We sit them in classrooms, or at our kitchen tables, for hour after hour after hour of instruction, and then we torment them by telling them not to trust their interpretations of what they are taking in. We train them out of creative innovation by telling them their recollections and impressions are limited to choice a, b, or c. We frustrate those too young to read and write well by rejecting their attempts at communication via illustration. Then we further hamper them by telling them their little scribbles and doodles and sketches aren’t important, that they are a waste of time.
Nothing could be further from the truth.
I know this because I was caught up into the same mindset. My children rebelled, of course, by doodling all over their schoolwork (I have crates filled with books bearing the ideas which were considered “outside the lines). While I frowned on such “defacement,” I did encourage drawing in almost every other place in their lives, which saved them in the end, I’m certain!
But I should have done more.
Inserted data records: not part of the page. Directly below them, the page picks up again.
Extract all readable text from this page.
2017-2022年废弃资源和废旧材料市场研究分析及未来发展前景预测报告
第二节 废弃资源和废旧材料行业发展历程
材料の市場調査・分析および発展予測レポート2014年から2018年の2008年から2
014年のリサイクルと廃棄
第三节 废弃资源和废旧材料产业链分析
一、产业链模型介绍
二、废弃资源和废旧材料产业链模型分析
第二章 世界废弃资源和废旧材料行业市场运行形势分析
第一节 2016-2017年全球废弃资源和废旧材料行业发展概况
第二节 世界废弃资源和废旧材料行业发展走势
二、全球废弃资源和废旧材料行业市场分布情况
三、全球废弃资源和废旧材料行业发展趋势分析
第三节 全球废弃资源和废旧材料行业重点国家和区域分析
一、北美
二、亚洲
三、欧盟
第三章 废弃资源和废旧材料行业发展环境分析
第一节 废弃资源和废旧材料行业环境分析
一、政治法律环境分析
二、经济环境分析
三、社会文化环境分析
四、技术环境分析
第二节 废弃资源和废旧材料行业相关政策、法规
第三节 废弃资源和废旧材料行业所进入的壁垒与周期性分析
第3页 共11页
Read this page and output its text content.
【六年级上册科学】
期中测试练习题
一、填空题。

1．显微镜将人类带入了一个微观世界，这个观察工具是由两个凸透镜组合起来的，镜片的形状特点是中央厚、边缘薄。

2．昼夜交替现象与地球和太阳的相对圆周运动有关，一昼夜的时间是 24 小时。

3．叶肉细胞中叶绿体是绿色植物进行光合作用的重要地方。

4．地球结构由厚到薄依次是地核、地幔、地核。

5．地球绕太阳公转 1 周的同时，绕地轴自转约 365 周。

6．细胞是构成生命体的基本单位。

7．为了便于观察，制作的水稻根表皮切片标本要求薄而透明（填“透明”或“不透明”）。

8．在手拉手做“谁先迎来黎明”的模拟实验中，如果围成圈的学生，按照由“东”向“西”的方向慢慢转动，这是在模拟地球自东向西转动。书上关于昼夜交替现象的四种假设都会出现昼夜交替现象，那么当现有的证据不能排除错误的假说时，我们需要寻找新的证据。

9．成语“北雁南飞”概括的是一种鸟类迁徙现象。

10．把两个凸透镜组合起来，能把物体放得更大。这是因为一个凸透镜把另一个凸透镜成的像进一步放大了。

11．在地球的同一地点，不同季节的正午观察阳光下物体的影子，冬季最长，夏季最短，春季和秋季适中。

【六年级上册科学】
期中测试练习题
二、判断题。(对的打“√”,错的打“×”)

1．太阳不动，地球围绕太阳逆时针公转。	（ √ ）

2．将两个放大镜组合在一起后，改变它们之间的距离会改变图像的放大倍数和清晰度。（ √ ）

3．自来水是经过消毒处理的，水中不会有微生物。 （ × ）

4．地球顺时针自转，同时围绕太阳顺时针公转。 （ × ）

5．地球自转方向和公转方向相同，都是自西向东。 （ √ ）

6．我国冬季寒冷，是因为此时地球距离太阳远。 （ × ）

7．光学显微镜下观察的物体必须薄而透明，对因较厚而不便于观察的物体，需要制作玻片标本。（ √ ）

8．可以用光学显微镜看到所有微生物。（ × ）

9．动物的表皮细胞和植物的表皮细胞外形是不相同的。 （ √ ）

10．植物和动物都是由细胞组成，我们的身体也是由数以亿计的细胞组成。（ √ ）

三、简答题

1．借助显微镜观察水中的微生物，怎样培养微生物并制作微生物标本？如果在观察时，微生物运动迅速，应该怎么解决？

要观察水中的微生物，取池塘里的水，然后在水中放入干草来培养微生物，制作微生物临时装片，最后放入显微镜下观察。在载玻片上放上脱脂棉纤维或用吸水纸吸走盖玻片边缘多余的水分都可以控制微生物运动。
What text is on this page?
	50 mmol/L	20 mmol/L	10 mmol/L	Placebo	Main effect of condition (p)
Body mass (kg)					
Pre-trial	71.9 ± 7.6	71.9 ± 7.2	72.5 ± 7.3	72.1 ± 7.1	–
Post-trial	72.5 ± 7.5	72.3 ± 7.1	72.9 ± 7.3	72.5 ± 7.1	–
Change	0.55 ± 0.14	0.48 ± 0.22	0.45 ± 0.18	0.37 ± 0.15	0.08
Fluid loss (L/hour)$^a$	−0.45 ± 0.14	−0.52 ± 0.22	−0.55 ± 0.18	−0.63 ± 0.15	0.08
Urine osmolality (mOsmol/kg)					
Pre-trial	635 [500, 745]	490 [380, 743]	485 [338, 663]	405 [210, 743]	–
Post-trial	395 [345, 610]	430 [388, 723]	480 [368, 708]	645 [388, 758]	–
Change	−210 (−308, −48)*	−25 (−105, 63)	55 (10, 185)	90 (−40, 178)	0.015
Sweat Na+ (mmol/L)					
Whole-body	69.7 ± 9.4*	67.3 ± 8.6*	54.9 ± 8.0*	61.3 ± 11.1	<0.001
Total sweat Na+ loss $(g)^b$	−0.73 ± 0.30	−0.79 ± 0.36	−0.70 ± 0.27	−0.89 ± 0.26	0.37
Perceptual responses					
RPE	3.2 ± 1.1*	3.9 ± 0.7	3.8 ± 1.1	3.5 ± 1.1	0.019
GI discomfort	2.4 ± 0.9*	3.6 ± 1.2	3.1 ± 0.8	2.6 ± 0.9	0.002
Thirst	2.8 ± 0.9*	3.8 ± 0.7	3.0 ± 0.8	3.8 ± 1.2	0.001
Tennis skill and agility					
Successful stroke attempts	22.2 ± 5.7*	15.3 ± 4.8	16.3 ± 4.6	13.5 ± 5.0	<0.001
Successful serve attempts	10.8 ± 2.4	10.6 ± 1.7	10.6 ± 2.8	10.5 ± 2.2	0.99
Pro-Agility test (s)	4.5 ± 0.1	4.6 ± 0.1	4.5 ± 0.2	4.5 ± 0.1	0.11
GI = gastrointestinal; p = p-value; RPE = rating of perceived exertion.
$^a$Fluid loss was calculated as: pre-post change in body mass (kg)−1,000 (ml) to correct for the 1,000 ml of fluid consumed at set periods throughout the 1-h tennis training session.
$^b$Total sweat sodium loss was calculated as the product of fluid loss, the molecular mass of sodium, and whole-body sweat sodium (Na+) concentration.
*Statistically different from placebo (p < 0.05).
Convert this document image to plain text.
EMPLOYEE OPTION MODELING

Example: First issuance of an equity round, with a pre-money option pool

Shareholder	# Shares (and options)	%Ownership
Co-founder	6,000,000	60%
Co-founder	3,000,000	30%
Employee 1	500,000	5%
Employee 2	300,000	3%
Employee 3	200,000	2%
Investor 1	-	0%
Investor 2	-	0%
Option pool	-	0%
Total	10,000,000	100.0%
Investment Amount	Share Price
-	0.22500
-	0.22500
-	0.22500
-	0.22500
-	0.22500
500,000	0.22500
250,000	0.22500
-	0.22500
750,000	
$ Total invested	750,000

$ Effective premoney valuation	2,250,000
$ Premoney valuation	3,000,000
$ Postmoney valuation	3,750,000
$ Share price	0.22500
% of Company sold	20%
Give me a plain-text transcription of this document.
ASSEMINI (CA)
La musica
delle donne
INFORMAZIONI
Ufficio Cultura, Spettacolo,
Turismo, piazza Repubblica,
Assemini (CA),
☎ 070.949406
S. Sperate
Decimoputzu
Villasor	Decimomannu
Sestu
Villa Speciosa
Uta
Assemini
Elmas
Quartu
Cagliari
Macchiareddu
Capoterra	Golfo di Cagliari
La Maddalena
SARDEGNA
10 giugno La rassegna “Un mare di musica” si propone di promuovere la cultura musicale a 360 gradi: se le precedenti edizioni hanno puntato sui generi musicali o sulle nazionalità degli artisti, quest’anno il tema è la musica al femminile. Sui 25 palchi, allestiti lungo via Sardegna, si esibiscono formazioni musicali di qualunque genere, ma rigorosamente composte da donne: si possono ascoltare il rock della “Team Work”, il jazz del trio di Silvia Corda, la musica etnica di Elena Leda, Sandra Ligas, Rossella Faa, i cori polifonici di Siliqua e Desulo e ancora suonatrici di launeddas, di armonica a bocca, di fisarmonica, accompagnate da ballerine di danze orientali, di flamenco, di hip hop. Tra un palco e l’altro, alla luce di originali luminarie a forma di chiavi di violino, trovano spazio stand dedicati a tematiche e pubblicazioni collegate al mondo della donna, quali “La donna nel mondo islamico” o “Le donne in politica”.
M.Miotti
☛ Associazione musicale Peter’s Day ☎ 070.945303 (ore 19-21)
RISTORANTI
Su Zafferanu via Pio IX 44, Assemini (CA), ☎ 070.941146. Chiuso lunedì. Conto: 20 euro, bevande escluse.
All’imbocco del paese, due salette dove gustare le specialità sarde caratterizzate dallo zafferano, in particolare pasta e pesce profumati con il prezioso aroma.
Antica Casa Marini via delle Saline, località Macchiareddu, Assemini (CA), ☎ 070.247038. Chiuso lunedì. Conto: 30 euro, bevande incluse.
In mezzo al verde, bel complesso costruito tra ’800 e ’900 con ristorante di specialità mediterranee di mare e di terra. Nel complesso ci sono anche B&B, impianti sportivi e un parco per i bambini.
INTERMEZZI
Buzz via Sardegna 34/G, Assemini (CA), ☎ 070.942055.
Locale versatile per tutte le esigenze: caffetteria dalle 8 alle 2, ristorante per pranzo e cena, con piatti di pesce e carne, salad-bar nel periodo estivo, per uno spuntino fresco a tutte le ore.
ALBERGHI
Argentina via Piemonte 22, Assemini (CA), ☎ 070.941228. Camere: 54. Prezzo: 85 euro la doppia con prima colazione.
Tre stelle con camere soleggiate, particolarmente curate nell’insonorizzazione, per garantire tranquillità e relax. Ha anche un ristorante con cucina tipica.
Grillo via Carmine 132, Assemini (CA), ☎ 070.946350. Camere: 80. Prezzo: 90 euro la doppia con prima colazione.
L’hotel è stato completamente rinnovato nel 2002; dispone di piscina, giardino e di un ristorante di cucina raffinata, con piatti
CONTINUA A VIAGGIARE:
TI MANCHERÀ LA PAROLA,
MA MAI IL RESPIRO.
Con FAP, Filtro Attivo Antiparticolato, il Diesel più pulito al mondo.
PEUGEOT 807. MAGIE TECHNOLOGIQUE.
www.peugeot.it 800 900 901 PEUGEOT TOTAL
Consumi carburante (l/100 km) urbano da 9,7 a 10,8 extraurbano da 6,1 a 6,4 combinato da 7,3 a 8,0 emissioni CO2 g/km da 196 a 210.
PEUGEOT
These days, with the children I am still teaching at home, I am much more purposeful. In almost everything we study, I encourage drawing, drawing, drawing. It is not just an activity we tack on to the day; it is an essential part of everything we study.
I think this is why notebooking works so well. Yes, there is a place for parroting, chronicling, and composing, but there are almost always places where children can draw, or at least compile pictures and other graphic representations done by others. We include it because it works, but we don’t realize just how important it is or how much more of it we should be doing.
“But we aren’t an artistic family,” you say.
I hear and understand. It’s actually daunting, especially as adults, to think we have to produce drawings to represent thoughts. Most of us mistakenly believe that we shouldn’t even try unless we are “good” at it. Our inadequacy then is communicated to our young learners, and we discourage any of their early attempts at drawing because we don’t see them as future artists.
But, as I said before, it’s not about art; it’s about thinking and communicating.